SAO PAULO, Brazil – São Paulo’s Pacaembú Stadium, a venue used by some of Brazil’s top football clubs, hosted the final of the fourth Refugees World Cup last weekend. Nigeria defeated Morocco 9-4 to take the title for the second time.
The annual knock-out tournament, in which 16 teams took part, kicked off in the Brazilian city on 16 September and was played on three days over a nine-day period at three locations.
The competition, organized by UNHCR, the UN Refugee Agency, in partnership with the non-governmental organizations África do Coração, Cáritas São Paulo and SESC-SP, brought together some 250 players recruited from among Brazil’s refugee community. They played in their home countries’ national colours.
Brazil hosts more than 9,500 refugees from 82 countries. The Refugees World Cup is designed to help them integrate into their new country.
“When I came to Brazil I knew it would be difficult, but I also knew we had something in common.”
Virgilio Alfredo, captain of the Democratic Republic of Congo refugee team, knew he wanted to rebuild his life in the football-mad country after fleeing violence in his home country.
“I love Brazil because I love football,” said the 27-year-old, who played the sport professionally before arriving in São Paulo. “When I came to Brazil I knew it would be difficult, but I also knew we had something in common.
Benin (in yellow) and Togo (in green) clash in the first round of the Refugees World Cup at CERET Park, Sao Paulo, Brazil. © UNHCR/Gabo Morales
After arriving in São Paulo more than a year ago, Alfredo joined an amateur team, which has become like family to him.
Despite losing 1-0 in the first round to third-place finishers Guinea-Bissau, Alfredo and the rest of the DRC team were happy to participate in the tournament.
“The Cup is all about integration,” said Abdulbaset Jarour, Syria’s coach and one of the event’s organizers. “It’s about uniting people, no matter their race or religion. We want to show Brazilians we are good people.”
“This is a gesture to Brazil from the refugees they’ve welcomed to show that they want to integrate.”
Syrians have been received with an “open-door” policy because of the crisis in their country. Simplified visa procedures at Brazilian consulates in the Middle East allow those fleeing the conflict to travel to Latin America’s largest country, where they can then submit asylum claims.
However, Brazil has opened its doors to refugees from all countries, and football has become the universal language that brings them together.

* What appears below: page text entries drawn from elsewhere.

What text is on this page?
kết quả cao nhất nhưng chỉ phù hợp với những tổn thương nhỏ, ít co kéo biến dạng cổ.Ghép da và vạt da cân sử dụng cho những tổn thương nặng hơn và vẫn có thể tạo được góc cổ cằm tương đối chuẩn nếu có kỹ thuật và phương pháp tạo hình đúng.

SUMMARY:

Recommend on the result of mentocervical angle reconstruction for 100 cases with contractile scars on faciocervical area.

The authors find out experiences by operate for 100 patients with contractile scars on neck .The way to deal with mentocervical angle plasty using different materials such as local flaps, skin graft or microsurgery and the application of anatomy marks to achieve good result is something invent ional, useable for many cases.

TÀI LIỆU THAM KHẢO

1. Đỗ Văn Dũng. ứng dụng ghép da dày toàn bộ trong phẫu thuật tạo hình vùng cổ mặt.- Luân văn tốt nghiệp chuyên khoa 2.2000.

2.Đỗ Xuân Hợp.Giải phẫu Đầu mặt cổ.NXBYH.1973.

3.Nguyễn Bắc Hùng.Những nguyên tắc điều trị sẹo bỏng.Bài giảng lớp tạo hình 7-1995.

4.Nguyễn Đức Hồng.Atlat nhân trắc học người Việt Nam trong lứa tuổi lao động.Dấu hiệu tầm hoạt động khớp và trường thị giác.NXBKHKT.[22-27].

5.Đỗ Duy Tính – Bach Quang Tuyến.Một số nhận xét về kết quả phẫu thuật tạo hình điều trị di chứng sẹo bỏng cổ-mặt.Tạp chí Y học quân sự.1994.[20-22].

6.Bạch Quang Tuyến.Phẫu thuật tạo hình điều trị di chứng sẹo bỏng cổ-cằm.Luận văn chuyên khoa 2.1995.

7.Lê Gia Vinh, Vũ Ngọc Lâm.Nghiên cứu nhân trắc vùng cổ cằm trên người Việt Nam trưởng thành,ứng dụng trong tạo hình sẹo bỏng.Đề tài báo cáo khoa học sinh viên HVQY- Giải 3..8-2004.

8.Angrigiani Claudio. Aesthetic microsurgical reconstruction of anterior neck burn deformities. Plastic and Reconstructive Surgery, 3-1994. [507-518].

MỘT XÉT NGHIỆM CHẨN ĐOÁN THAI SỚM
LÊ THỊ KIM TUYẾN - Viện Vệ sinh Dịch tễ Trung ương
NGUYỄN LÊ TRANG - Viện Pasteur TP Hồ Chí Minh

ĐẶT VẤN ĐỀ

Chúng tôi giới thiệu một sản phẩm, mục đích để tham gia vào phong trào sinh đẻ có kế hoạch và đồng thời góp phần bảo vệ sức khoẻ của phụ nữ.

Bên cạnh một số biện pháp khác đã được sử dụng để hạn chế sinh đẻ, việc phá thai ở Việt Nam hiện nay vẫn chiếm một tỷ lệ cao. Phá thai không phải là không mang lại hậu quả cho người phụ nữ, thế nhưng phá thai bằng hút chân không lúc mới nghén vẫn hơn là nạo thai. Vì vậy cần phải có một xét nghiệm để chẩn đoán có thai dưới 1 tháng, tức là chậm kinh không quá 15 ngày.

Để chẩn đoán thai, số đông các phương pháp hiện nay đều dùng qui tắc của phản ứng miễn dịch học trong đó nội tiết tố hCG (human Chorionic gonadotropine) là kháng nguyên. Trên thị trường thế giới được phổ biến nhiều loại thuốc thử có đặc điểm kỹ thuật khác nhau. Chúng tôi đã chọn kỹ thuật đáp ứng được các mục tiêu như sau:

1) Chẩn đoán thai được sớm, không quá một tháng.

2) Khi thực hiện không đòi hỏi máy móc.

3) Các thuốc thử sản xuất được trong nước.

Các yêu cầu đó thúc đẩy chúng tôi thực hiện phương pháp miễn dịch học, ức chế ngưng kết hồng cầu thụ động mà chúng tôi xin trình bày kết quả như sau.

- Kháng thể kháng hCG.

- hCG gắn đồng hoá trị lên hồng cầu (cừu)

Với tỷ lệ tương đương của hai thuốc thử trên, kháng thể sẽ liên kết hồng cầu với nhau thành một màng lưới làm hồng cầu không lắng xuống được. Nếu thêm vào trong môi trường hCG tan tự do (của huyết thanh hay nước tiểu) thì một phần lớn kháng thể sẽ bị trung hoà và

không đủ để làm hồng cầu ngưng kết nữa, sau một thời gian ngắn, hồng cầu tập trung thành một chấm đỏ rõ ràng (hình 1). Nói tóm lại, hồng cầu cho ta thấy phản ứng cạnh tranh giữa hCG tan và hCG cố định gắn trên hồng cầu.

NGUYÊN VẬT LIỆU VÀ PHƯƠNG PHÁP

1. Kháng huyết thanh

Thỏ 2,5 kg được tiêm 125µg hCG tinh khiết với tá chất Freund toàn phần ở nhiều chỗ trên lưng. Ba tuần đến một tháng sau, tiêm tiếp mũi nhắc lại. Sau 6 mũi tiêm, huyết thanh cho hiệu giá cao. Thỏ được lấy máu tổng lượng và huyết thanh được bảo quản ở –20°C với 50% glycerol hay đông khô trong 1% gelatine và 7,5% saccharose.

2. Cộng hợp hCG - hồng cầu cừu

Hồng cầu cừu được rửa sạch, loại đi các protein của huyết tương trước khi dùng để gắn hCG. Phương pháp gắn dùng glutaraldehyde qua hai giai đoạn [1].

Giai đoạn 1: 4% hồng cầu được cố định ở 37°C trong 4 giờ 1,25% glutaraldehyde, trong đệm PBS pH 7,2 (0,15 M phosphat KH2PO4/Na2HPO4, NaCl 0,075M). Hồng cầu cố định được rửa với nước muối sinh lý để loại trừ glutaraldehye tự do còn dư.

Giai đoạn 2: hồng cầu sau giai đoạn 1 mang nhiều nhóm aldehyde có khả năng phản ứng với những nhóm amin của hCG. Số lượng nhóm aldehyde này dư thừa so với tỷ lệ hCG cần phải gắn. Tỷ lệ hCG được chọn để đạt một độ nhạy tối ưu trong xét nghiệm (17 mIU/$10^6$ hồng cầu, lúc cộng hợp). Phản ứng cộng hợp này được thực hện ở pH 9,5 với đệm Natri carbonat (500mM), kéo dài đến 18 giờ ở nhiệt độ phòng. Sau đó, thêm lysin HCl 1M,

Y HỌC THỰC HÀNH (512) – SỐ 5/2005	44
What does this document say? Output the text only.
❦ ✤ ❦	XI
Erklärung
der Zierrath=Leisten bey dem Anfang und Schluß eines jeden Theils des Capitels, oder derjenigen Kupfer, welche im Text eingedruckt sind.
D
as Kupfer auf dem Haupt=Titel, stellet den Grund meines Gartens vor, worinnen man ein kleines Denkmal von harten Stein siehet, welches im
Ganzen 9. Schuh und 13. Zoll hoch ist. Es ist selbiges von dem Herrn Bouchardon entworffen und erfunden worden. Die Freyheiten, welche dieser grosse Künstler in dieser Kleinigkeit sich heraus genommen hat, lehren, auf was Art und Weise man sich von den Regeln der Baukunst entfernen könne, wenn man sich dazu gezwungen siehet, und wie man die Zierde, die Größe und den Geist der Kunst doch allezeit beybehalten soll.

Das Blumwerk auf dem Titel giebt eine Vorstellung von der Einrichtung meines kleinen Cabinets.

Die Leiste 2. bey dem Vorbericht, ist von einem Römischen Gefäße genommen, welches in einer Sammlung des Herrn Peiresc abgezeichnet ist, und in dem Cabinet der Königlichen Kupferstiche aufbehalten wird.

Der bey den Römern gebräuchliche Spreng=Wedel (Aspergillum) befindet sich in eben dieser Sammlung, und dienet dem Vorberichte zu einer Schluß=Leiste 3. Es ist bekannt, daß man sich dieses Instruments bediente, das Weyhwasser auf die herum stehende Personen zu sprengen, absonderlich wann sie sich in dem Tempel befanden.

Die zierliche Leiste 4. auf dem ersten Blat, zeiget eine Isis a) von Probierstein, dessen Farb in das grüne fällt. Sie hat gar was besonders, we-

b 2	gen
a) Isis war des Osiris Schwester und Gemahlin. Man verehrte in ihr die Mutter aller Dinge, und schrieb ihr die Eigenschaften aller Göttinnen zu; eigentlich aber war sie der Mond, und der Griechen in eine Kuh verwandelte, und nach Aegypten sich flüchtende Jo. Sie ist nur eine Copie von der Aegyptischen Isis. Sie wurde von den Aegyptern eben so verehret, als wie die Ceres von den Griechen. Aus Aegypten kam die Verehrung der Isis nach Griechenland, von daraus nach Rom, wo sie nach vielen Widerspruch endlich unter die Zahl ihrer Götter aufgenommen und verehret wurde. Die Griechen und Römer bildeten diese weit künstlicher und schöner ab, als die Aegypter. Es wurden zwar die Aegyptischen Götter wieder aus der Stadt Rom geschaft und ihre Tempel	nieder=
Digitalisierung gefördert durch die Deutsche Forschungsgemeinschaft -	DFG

“Brazil is known as football country,” said Maria Beatriz Nogueira, head of the UNHCR office in São Paulo. “But we want to show that there are a lot of other football countries too. This is a gesture to Brazil from the refugees they’ve welcomed to show that they want to integrate and that they really do speak the same language.”
When the Togolese team lined up to receive their uniforms on the first day of the competition, they held their country’s flag high above their heads as they danced to rhythms blasting from a portable speaker.
Players from other teams joined in, their laughter carrying across the field. Friends and family came along to cheer them on, some donning their team’s colours. Others showed their desire to speak Brazil’s language and proudly wore the host country’s colours of yellow and green.